Friday, December 21, 2007

The game design attitude

The workshop about Learning from Games that Marinka Copier and I organized took place this past Wednesday. It was quite an accomplishment to have this very diverse group of people around the table in this busy week before Christmas. We had representatives from IBM, the Dutch Innovation Platform, the Utrecht School of the Arts (Game Design program) and Nyenrode Business Universiteit. So a combination of views from game design, education as well as business. And this was exactly what we were aiming for.

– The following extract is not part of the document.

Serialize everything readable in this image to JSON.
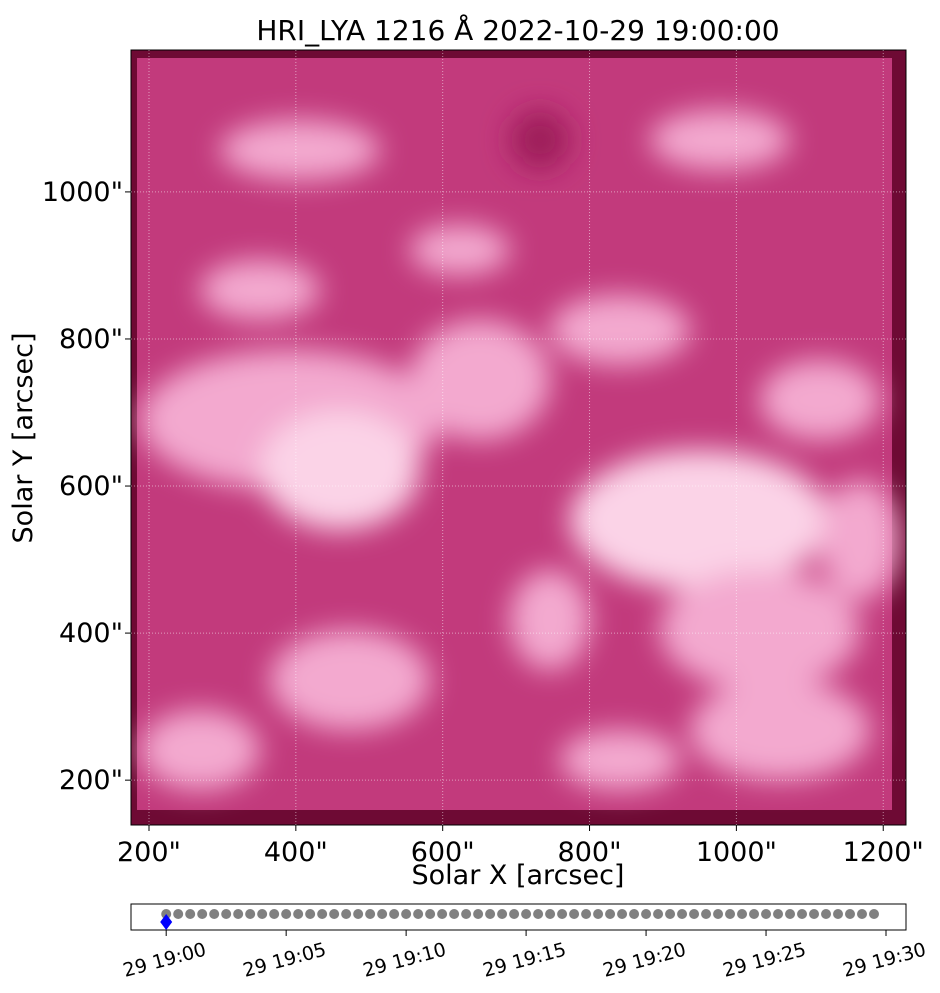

The basic rationale behind the workshop was that there are things to be learned from game design principles that can be applied in other settings, such as education or management. At the end of the day, everybody agreed that this is an idea that has immense potential. We arrived at some common understanding of the challenges and exchanged ideas for potential projects in 2008. More about that as soon as these ideas are more concrete.

One of the most important insights I took away from the workshop has to do with the attitude of the game designer. Game design is about building a solution on a small scale (with a focus on the things you can control), letting people play with it, observing and evaluating what happens and then adjusting the solution. Because what you are designing is not an end product but a dynamic process (basically, you are designing behavior) you need an iterative approach and constant monitoring.

The second thing that stuck with me is the different view on the world that playing, studying and designing games can give you. This view has to do with not taking rigid, old structures as a given (such as bureaucracies or hierarchies in organizations) but deliberately organizing things in a different way. Studying games can give you these insights. Once you realize there are other ways of organizing, new doors will open in many areas. Right now, gaming is the only arena where the network society is truly taking shape. What if we could expand this to other fields such as education and organizational life?

This design attitude combined with a view on the world inspired by games could be a very powerful instrument for managers. Especially when you consider that these tools may be essential if they want to use the full potential of the new generation entering the labor market.

However, my attempts to pry open the black box of the game design process during this workshop were unsuccessful. There are a few design principles that you could make explicit (such as giving meaning to meaningless actions, mystification of the rules and direct feedback) but these principles are always connected to the design practice of the individual designer. It is hard to make them explicit as clear-cut rules that a manager could use.

So more work is needed before we can start helping managers adopt a gaming mindset. I have the impression we can work on that from the platform we created with this workshop.